Disputa em torno do GFS soma R$ 7 bi em liminares
A MP 814, que propõe uma solução para este nó e tramita no Congresso, expira em 10 de junho e não deve ser votada
24/05/2018

Valor - Um dos principais imbróglios do mercado livre de energia envolve o Generation Scaling Factor (GFS), o custo de exposição das hidrelétricas à escassez de chuvas, uma briga que já soma mais de R$ 7 bilhões em liminares que travam a liquidação de contratos no segmento.

Sempre que a geração das hidrelétricas, fator conhecido como GFS, não corresponde a 100% do volume previsto pelo sistema elétrico em determinado mês, as usinas ficam expostas, o que tem ocorrido com frequência desde 2013. O impasse pode estar longe do fim: a MP 814, que propõe uma solução para este nó e tramita no Congresso, expira em 10 de junho e não deve ser votada, segundo sinalizou o presidente da Câmara, Rodrigo Maia. O assunto seria resolvido por meio de um projeto de lei. Mas, por conta da base fraca do governo no Congresso, dificilmente será aprovado neste ano.

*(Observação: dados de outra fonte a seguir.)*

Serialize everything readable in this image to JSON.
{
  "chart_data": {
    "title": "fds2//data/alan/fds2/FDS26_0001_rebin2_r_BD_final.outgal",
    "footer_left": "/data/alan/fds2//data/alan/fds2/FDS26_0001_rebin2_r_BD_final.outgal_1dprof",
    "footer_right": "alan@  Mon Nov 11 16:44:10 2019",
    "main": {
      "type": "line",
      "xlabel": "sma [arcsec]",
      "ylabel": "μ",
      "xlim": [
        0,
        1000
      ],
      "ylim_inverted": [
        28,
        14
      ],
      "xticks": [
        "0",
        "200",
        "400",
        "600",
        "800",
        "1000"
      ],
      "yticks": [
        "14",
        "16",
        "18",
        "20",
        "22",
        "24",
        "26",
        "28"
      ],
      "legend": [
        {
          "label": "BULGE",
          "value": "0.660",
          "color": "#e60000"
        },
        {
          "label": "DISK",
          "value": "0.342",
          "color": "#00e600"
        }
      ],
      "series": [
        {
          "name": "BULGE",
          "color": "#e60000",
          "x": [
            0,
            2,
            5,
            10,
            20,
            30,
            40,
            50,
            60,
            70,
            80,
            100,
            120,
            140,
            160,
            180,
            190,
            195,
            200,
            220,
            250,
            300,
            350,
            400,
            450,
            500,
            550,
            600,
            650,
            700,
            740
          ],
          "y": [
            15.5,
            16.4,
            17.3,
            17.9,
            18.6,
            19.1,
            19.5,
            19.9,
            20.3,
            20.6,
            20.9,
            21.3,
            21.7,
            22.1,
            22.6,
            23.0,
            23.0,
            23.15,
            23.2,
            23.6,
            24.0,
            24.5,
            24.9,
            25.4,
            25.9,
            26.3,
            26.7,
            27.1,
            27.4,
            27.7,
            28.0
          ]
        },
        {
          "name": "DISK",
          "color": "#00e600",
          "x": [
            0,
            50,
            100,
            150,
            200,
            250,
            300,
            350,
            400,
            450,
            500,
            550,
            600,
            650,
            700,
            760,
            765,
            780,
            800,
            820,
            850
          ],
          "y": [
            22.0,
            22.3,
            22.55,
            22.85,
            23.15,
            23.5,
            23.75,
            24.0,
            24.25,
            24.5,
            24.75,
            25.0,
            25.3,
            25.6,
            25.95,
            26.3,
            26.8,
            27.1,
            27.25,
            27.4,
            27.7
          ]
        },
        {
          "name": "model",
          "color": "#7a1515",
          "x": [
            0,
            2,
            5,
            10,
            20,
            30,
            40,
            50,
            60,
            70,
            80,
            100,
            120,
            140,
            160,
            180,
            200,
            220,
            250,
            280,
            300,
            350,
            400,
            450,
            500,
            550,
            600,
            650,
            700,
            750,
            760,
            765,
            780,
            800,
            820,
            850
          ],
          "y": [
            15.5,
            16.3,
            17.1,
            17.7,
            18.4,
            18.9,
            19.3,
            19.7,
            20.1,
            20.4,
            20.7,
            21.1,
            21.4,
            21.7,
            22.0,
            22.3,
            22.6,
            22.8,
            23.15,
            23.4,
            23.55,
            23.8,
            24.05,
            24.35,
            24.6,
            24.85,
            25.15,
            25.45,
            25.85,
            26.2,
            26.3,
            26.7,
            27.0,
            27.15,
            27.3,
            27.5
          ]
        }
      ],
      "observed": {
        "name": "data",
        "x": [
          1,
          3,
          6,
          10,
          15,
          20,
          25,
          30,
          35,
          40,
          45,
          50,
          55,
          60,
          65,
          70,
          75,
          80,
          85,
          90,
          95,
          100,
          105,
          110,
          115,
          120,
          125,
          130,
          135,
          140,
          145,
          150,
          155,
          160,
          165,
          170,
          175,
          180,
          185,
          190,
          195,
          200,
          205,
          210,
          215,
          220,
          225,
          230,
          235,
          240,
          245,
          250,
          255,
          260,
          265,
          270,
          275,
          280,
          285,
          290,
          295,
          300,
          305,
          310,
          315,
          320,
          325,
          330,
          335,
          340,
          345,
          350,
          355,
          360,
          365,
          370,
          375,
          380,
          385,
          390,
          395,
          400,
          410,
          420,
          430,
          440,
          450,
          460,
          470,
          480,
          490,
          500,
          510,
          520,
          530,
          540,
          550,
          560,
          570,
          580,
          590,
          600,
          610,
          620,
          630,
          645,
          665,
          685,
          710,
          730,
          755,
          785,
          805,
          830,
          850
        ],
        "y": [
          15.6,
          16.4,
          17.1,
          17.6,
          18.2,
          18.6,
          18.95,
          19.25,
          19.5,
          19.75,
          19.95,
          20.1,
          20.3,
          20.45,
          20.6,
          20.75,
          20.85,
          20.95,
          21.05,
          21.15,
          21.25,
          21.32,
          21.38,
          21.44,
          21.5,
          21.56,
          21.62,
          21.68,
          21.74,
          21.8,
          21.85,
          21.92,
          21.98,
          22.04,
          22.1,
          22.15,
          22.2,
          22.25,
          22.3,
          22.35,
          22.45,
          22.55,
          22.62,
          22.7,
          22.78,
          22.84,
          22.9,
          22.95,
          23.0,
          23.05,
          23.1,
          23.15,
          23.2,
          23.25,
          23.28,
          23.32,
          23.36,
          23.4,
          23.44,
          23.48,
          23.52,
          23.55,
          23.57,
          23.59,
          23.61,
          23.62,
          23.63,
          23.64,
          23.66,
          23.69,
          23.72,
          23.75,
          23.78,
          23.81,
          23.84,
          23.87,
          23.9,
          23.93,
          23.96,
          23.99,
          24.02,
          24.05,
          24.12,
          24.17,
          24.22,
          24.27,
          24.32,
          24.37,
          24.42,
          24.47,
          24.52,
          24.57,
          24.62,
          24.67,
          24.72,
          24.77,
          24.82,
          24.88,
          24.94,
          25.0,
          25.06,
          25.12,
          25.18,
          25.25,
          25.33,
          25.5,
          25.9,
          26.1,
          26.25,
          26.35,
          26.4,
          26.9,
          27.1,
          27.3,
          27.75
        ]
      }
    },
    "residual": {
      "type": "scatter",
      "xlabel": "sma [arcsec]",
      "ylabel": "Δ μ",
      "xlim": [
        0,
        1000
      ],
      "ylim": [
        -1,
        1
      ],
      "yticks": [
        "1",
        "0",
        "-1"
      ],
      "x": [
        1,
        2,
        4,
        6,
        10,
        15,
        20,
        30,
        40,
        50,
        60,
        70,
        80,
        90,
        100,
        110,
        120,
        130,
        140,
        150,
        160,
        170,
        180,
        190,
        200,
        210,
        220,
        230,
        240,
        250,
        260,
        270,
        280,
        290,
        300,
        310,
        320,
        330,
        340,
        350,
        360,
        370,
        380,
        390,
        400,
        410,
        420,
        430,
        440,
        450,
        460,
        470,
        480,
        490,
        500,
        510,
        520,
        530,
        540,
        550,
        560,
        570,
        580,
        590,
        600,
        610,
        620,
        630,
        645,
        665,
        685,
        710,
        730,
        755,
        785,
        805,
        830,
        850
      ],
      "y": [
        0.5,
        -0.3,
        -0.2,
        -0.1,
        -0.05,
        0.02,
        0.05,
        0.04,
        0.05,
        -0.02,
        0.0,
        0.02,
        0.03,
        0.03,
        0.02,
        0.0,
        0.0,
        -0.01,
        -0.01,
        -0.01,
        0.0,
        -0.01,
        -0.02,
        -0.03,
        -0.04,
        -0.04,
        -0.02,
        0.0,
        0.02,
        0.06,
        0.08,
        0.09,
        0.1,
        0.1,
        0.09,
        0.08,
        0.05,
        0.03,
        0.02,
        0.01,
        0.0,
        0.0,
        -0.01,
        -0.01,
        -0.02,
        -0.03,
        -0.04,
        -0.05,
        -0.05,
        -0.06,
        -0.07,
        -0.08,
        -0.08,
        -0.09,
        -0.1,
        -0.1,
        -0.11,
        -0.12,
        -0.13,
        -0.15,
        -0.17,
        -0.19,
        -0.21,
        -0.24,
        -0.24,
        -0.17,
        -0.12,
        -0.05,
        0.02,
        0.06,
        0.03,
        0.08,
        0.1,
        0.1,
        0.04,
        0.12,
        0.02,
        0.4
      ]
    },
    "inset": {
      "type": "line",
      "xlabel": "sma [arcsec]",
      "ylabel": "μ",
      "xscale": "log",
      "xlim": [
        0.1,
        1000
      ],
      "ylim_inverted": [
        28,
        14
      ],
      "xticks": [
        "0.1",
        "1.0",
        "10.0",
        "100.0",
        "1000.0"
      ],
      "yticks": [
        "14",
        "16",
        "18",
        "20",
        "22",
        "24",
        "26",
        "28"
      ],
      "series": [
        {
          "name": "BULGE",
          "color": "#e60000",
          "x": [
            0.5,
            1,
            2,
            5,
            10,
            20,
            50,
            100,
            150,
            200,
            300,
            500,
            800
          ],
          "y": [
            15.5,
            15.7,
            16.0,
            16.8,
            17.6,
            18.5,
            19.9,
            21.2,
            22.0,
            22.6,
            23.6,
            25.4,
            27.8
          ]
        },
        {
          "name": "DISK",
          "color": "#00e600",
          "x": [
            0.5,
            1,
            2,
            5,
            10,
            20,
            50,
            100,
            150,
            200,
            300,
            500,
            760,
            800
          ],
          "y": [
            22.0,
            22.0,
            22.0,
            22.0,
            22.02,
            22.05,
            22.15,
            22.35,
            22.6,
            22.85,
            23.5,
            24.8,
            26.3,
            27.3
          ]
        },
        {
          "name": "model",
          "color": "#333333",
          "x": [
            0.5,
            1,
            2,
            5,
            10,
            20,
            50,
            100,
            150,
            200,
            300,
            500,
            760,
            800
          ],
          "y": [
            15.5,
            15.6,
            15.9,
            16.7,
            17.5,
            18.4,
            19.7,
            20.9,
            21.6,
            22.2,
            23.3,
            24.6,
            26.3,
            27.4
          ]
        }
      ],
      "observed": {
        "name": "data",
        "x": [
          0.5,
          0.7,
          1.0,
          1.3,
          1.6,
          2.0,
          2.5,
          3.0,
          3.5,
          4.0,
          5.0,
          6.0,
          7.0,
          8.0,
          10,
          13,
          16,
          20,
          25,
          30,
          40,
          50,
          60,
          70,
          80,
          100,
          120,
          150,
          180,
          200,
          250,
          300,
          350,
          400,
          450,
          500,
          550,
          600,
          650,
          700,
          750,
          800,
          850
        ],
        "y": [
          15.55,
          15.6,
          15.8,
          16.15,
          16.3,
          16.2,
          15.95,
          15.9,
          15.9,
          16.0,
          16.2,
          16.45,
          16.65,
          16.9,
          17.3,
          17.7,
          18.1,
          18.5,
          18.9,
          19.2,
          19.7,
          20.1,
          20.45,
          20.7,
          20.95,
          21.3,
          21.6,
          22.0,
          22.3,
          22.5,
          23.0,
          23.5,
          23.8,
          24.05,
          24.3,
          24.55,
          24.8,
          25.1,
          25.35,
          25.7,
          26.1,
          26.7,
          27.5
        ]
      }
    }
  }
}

Todo empreendimento no setor despacha energia segundo orientações do Operador Nacional do Sistema (ONS). O Mecanismo de Realocação de Energia (MRE) serve para que a energia seja realocada contabilmente, transferindo o excedente daqueles que geraram além de sua garantia física para aqueles que geraram abaixo, já que alguns fatores externos como chuvas e ventos podem reduzir a geração real do empreendimento. A meta é sempre buscar uma energia que seja mais barata.

Entre 2013 e 2017, faltou chuva, usinas térmicas mais caras foram acionadas, ou seja, usinas que não estavam na ordem do mérito, jargão do setor. A proposta do governo seria expurgar esse fator do cálculo e essas despesas não seriam mais rateadas pelos empreendedores que participam do MRE.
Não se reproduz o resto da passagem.